São pessoas que não vão atrás de soluções para os problemas. Presas à rotina, elas não buscam novos desafios. “As empresas estão com times enxutos. Antes os profissionais podiam se disfarçar nas grandes estruturas, hoje já não é mais possível”, afirma Cristiane Gonçalves, gerente de recursos humanos da KPMG consultoria. Para ninguém ficar na acomodação, Francisco Brito, da Ray & Berndtson, empresa de headhunting, defende uma postura empreendedora. “Não importa o cargo, o profissional deve trabalhar como se a companhia fosse dele, assumindo os riscos. Alguns presidentes me contam que preferem o funcionário que erra a aquele que não faz.” Mudar é apenas uma questão de atitude; vista a camisa.

Individualismo

O profissional tem a idéia errônea de que a informação é um poder.Atualmente, o que importa é o espírito de equipe. “A questão da estrutura muito rígida está desaparecendo e, com ela, as hierarquias. Hoje a empresa trabalha por projetos e precisa de um time coeso. O funcionário que não tiver o perfil de colaborador está fora do mercado”, avisa Jorge Viani, consultor sênior da Hewitt Associates, empresa de recolocação. Para corrigir essa falha, Sofia Amaral indica a prática de um esporte coletivo ou de um trabalho voluntário. “Nos dois casos fica mais fácil enxergar que sempre precisamos de ajuda. Desenvolve-se uma visão de conjunto, assimilando o mundo de forma mais ampla e realista.

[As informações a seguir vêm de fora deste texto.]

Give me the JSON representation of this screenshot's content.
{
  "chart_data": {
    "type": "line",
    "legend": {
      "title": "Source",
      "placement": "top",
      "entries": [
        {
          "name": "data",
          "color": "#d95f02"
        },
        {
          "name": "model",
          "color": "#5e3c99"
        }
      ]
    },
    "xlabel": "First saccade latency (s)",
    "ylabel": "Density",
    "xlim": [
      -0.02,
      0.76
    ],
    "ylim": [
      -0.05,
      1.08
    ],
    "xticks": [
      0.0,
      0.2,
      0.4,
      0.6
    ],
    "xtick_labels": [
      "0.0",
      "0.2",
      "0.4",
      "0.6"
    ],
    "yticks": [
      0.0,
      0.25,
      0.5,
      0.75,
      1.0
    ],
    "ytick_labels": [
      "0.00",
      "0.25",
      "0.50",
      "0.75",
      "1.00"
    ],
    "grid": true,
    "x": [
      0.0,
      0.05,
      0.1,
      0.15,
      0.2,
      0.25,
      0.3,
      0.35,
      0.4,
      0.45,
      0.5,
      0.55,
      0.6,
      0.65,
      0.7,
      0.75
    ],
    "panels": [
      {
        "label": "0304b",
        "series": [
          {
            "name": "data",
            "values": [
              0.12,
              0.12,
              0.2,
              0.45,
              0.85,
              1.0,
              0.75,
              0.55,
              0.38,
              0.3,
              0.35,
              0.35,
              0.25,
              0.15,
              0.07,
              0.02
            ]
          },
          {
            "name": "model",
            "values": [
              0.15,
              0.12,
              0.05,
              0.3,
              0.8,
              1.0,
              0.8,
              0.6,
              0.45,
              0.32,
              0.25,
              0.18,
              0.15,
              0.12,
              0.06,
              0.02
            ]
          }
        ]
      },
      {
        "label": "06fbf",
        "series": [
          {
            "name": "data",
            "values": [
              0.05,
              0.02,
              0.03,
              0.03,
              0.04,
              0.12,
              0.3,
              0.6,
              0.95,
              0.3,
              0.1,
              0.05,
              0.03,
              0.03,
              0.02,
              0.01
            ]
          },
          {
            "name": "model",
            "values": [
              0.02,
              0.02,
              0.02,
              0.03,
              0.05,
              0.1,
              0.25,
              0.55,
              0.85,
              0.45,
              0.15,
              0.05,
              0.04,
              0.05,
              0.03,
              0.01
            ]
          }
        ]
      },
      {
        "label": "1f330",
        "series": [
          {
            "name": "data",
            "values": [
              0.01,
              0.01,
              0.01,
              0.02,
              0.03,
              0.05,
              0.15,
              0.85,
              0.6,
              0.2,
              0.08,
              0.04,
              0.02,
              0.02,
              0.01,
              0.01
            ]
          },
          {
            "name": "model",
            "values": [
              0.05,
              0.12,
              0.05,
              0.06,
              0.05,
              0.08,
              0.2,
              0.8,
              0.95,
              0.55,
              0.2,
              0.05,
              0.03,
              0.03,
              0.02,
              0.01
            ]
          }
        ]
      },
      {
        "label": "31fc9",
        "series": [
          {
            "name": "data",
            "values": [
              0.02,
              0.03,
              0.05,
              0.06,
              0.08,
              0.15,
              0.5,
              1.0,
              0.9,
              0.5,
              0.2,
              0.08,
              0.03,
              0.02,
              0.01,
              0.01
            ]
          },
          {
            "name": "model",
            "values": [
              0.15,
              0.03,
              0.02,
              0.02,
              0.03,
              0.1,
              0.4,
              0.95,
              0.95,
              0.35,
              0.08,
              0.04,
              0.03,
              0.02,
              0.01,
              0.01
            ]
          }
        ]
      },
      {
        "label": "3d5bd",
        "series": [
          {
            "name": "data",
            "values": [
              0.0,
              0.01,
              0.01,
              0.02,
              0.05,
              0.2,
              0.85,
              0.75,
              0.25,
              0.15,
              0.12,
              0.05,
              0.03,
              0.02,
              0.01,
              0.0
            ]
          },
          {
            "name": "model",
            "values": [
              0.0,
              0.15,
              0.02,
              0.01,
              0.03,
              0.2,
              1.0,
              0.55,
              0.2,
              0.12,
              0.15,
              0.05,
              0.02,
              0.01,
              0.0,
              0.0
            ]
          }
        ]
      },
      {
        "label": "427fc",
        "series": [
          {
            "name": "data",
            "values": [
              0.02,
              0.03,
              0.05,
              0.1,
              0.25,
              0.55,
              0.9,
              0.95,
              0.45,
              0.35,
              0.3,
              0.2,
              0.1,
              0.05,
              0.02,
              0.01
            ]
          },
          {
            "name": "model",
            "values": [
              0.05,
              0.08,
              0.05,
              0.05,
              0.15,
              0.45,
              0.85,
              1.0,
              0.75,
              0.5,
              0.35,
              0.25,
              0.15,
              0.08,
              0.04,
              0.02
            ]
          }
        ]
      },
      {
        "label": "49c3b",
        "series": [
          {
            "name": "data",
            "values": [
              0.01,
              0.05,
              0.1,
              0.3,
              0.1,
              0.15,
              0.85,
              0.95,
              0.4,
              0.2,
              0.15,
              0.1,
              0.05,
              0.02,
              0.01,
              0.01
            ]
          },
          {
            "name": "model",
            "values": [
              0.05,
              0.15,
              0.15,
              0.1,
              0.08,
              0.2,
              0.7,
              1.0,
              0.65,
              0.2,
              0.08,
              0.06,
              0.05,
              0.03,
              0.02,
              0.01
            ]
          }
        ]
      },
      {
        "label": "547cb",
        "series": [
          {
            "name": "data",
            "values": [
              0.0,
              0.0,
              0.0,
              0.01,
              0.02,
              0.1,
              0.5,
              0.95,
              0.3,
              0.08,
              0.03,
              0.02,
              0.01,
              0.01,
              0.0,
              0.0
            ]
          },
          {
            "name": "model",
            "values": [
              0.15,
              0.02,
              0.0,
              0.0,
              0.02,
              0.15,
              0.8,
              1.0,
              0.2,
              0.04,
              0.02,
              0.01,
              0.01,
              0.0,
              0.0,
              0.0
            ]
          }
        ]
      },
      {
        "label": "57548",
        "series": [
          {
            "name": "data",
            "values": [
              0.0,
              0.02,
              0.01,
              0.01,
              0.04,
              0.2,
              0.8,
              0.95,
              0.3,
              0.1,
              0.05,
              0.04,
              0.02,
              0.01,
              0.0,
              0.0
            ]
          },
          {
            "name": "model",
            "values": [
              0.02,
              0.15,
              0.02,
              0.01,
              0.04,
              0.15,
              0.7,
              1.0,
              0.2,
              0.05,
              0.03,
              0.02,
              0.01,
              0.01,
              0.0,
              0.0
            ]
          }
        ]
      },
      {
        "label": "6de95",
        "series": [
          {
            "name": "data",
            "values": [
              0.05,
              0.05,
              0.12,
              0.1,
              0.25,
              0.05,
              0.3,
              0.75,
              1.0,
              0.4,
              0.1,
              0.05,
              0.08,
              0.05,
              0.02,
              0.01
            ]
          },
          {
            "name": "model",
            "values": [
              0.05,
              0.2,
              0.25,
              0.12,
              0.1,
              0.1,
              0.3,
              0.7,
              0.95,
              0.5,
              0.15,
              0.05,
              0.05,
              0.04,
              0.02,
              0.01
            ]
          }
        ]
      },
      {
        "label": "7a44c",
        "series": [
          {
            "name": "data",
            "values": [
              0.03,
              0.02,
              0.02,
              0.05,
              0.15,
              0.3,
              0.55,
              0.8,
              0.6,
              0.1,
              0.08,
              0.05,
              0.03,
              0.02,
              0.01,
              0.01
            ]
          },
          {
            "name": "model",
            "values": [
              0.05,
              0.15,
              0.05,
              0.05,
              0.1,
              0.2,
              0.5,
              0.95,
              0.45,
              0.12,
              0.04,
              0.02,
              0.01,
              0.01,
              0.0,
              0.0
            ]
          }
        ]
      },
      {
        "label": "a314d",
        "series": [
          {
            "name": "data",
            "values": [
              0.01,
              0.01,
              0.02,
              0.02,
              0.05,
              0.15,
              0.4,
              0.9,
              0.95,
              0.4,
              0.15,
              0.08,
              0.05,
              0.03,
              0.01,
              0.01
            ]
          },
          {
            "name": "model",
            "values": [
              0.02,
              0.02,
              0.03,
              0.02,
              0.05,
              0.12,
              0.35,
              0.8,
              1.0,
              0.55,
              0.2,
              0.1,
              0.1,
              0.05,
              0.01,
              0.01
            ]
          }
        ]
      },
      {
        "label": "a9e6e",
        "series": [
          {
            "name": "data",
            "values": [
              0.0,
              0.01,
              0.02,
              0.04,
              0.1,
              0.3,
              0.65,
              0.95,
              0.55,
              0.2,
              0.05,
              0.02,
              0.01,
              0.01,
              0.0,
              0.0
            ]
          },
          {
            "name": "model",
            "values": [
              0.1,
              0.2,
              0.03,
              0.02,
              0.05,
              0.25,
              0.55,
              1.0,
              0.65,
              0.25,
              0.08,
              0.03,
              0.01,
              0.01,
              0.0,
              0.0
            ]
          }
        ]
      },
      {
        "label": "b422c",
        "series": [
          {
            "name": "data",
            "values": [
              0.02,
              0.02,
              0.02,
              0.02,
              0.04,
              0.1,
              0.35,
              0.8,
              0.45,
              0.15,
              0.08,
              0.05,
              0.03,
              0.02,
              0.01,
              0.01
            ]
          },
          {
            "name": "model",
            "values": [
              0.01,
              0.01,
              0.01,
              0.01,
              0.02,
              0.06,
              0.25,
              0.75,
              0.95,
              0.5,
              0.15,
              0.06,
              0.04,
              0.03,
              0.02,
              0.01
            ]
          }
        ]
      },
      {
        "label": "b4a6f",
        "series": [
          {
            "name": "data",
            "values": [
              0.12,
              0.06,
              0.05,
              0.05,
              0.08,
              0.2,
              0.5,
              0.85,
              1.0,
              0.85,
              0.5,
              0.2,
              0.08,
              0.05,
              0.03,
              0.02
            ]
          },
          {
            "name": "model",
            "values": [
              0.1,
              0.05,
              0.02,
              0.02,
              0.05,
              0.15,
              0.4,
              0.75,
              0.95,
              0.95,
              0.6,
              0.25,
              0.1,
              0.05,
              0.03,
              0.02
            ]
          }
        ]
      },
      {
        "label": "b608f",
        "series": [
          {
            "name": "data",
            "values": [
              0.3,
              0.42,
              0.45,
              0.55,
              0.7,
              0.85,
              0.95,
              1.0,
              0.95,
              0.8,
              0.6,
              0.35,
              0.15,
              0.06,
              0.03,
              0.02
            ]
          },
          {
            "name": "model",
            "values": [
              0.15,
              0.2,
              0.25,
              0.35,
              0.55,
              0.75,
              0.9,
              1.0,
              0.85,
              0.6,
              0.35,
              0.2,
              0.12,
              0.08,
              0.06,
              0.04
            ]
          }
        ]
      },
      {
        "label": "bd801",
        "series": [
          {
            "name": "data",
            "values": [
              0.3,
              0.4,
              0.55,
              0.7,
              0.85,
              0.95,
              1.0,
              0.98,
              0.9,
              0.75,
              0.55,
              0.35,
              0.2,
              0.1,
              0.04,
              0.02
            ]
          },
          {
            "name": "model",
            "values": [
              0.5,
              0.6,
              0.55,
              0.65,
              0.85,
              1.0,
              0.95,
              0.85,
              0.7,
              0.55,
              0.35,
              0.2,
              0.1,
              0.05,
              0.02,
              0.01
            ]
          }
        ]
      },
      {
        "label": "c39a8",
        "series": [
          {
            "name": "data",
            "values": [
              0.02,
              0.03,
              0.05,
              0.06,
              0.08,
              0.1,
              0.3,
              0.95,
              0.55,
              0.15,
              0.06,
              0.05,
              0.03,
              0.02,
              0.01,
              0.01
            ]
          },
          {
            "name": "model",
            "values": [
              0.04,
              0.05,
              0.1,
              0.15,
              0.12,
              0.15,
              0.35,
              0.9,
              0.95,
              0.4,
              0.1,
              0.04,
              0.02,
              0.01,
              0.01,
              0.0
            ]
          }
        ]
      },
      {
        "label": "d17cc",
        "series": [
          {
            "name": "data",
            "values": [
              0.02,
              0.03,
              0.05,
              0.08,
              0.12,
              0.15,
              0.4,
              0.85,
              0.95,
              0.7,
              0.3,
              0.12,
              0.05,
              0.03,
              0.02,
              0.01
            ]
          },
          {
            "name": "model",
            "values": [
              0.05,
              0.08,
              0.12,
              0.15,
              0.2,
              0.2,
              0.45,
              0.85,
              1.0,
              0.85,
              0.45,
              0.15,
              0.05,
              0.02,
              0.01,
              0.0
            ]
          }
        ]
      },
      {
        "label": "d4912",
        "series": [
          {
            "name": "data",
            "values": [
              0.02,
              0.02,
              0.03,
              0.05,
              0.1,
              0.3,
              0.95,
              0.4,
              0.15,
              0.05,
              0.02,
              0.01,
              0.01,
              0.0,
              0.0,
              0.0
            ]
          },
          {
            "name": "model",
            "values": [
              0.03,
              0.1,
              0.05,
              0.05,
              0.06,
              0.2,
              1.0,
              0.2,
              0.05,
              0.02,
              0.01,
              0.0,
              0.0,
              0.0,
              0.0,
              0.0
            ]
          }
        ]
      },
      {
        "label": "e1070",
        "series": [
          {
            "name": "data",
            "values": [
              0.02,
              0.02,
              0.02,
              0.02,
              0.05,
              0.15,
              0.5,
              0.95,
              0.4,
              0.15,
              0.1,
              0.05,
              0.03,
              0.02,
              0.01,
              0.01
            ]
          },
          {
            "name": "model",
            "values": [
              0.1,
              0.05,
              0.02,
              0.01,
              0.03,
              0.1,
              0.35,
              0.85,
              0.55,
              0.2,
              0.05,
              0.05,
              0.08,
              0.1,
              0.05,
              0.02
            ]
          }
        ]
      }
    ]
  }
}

Aprende-se, acima de tudo, a respeitar o outro.”

Falha na comunicação

Como dizia Chacrinha, quem não se comunica se trumbica. “O profissional pode ser extremamente competente, mas, se não souber se expressar, como vai mostrar seus resultados?”, argumenta Mauro Hollo, sócio da Konsult. O poder da oratória inclui também o marketing pessoal e a negociação. Vale tudo para se aperfeiçoar: cursos, livros e até treinar em frente ao espelho. Quem nunca levou um susto quando se viu filmado? “É importante também estar plugado no mundo. Ler jornais e revistas para poder falar sobre qualquer tema”, ensina Sofia Amaral, sócia do grupo DM Recursos Humanos, especializado em seleção de executivos para grandes empresas.